“Maka naiklah asap kemenyan bersama-sama dengan DOA ORANG-ORANG KUDUS ITU dari tangan malaikat itu ke hadapan Allah” (Wahyu 8:4).
Sebuah kapal karam dalam badai dan hanya dua orang yang selamat. Mereka sanggup berenang ke pulau kecil yang menyerupai padang pasir. Dua
orang yang selamat itu, tidak tahu apa yang mesti diperbuat, sepakat
bahwa tidak ada yang mereka perbuat selain berdoa pada Tuhan. Mereka memutuskan untuk menjadikan hal itu pertandingan doa. Untuk
mengetahui doa siapa yang lebih efektif, mereka membagi dua pulau itu
dan tinggal di masing-masing wilayah yang sudah ditetapkan.
Hal pertama yang mereka mohon adalah makanan. Keesokan paginya, pria yang pertama melihat pohon yang berbuah lebat di sisi pulau bagiannya, dan dia bisa memakan buahnya. Wilayah pria yang satunya tetap tandus. Setelah seminggu berlalu, pria yang pertama kesepian, dan dia berdoa memohon seorang istri. Keesokan
harinya, ada kapal lain yang karam di lepas pantai, dan satu-satunya
yang selamat adalah seorang wanita yang berenang di sisi pulau
bagiannya. Namun di bagian lain pulau tersebut keadaan tidak berubah. Kemudian pria yang pertama berdoa memohon rumah, pakaian, dan lebih banyak makanan. Ajaibnya, dia menerima semua itu. Namun demikian pria kedua tetap tidak menerima apa pun juga. Akhirnya, pria yang pertama memohon ada kapal datang, supaya dia dan istrinya bisa meninggalkan pulau tersebut. Di pagi harinya, dia mendapati sebuah kapal berlabuh di sisi pulau bagiannya.

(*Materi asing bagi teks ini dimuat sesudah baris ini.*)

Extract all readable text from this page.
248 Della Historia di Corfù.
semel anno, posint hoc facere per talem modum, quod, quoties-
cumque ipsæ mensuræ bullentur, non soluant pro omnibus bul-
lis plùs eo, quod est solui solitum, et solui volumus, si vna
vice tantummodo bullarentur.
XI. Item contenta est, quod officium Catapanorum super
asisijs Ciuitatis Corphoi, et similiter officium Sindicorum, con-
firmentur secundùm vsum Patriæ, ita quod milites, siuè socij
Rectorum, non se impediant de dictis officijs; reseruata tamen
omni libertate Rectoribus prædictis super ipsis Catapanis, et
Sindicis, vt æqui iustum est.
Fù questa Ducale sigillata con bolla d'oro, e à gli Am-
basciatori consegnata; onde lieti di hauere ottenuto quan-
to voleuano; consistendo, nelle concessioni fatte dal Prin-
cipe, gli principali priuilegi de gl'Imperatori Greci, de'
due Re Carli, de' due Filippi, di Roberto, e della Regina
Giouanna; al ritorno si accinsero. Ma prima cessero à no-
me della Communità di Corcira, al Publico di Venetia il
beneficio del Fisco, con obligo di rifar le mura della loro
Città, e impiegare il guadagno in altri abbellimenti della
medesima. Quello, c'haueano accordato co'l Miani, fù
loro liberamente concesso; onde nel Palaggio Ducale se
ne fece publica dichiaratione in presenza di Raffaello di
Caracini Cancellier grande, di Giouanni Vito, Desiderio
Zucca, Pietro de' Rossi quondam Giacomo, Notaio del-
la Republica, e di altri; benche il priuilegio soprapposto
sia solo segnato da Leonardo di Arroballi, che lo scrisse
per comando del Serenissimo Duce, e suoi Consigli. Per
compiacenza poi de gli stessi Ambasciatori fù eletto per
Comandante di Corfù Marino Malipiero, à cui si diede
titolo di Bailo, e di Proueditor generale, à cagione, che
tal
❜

Pria yang pertama itu naik ke kapal bersama istrinya dan memutuskan untuk meninggalkan pria yang kedua di pulau itu. Dia menganggap pria kedua itu tidak pantas menerima berkat-berkat Allah, Karena tidak satu pun doanya yang dijawab. Saat
kapal hendak bergerak berangkat, pria yabng pertama itu mendengar suatu
suara dari surga menggema, “Mengapakah engkau meninggalkan kawanmu di
pulau itu?”
“Berkat-berkatku adalah milikku, karena akulah yang memohonkannya,” jawab pria pertama. “Doa-doanya tidak dijawab, jadi ia tidak pantas menerima apa pun juga.” “Engkau salah!” suara itu menegurnya. “Doanya hanya satu, dan itu Aku jawab. Jika bukan karena itu, engkau tidak akan menerima satu pun berkat-berkat-Ku.”

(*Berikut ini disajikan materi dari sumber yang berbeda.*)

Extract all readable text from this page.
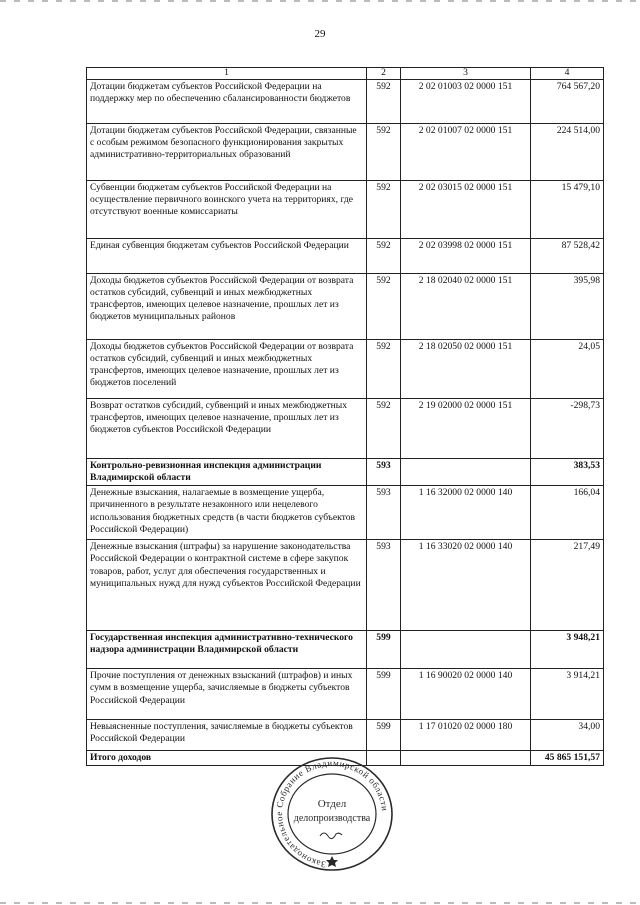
29
1	2	3	4
Дотации бюджетам субъектов Российской Федерации на поддержку мер по обеспечению сбалансированности бюджетов	592	2 02 01003 02 0000 151	764 567,20
Дотации бюджетам субъектов Российской Федерации, связанные с особым режимом безопасного функционирования закрытых административно-территориальных образований	592	2 02 01007 02 0000 151	224 514,00
Субвенции бюджетам субъектов Российской Федерации на осуществление первичного воинского учета на территориях, где отсутствуют военные комиссариаты	592	2 02 03015 02 0000 151	15 479,10
Единая субвенция бюджетам субъектов Российской Федерации	592	2 02 03998 02 0000 151	87 528,42
Доходы бюджетов субъектов Российской Федерации от возврата остатков субсидий, субвенций и иных межбюджетных трансфертов, имеющих целевое назначение, прошлых лет из бюджетов муниципальных районов	592	2 18 02040 02 0000 151	395,98
Доходы бюджетов субъектов Российской Федерации от возврата остатков субсидий, субвенций и иных межбюджетных трансфертов, имеющих целевое назначение, прошлых лет из бюджетов поселений	592	2 18 02050 02 0000 151	24,05
Возврат остатков субсидий, субвенций и иных межбюджетных трансфертов, имеющих целевое назначение, прошлых лет из бюджетов субъектов Российской Федерации	592	2 19 02000 02 0000 151	-298,73
Контрольно-ревизионная инспекция администрации Владимирской области	593		383,53
Денежные взыскания, налагаемые в возмещение ущерба, причиненного в результате незаконного или нецелевого использования бюджетных средств (в части бюджетов субъектов Российской Федерации)	593	1 16 32000 02 0000 140	166,04
Денежные взыскания (штрафы) за нарушение законодательства Российской Федерации о контрактной системе в сфере закупок товаров, работ, услуг для обеспечения государственных и муниципальных нужд для нужд субъектов Российской Федерации	593	1 16 33020 02 0000 140	217,49
Государственная инспекция административно-технического надзора администрации Владимирской области	599		3 948,21
Прочие поступления от денежных взысканий (штрафов) и иных сумм в возмещение ущерба, зачисляемые в бюджеты субъектов Российской Федерации	599	1 16 90020 02 0000 140	3 914,21
Невыясненные поступления, зачисляемые в бюджеты субъектов Российской Федерации	599	1 17 01020 02 0000 180	34,00
Итого доходов			45 865 151,57
Законодательное Собрание Владимирской области
Отдел
делопроизводства
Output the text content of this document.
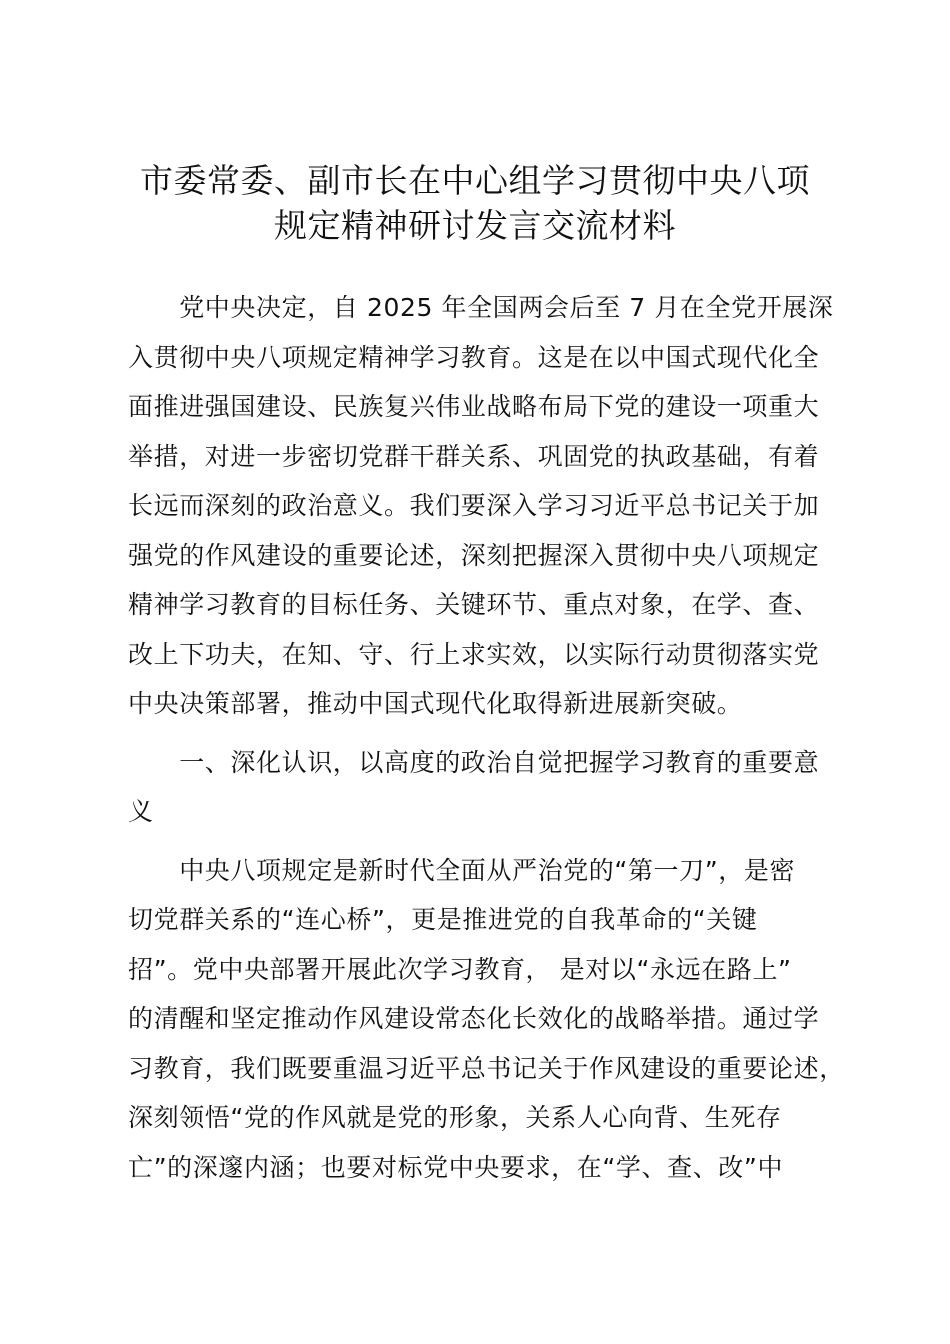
市委常委、副市长在中心组学习贯彻中央八项
规定精神研讨发言交流材料
　　党中央决定，自 2025 年全国两会后至 7 月在全党开展深
入贯彻中央八项规定精神学习教育。这是在以中国式现代化全
面推进强国建设、民族复兴伟业战略布局下党的建设一项重大
举措，对进一步密切党群干群关系、巩固党的执政基础，有着
长远而深刻的政治意义。我们要深入学习习近平总书记关于加
强党的作风建设的重要论述，深刻把握深入贯彻中央八项规定
精神学习教育的目标任务、关键环节、重点对象，在学、查、
改上下功夫，在知、守、行上求实效，以实际行动贯彻落实党
中央决策部署，推动中国式现代化取得新进展新突破。
　　一、深化认识，以高度的政治自觉把握学习教育的重要意
义
　　中央八项规定是新时代全面从严治党的“第一刀”，是密
切党群关系的“连心桥”，更是推进党的自我革命的“关键
招”。党中央部署开展此次学习教育， 是对以“永远在路上”
的清醒和坚定推动作风建设常态化长效化的战略举措。通过学
习教育，我们既要重温习近平总书记关于作风建设的重要论述，
深刻领悟“党的作风就是党的形象，关系人心向背、生死存
亡”的深邃内涵；也要对标党中央要求，在“学、查、改”中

“Katakan padaku,” pria pertama bertanya pada suara itu, “apakah yang dia doakan sehingga aku harus berterima kasih kepadanya?” Jawab suara itu, “Dia berdoa agar semua doamu dijawab.”
Meskipun kita tidak senang untuk mengakuinya, seringkali keegoisan mewarnai doa-doa kita. Doa-doa
orang – orang kudus sejati memperlihatkan sikap berkorban diri bagi
sesama seperti yang diperlihatkan Yesus di kayu salib.
Tuhan, murnikan doa-doaku hari ini dengan “dupa” kebenaran-Mu.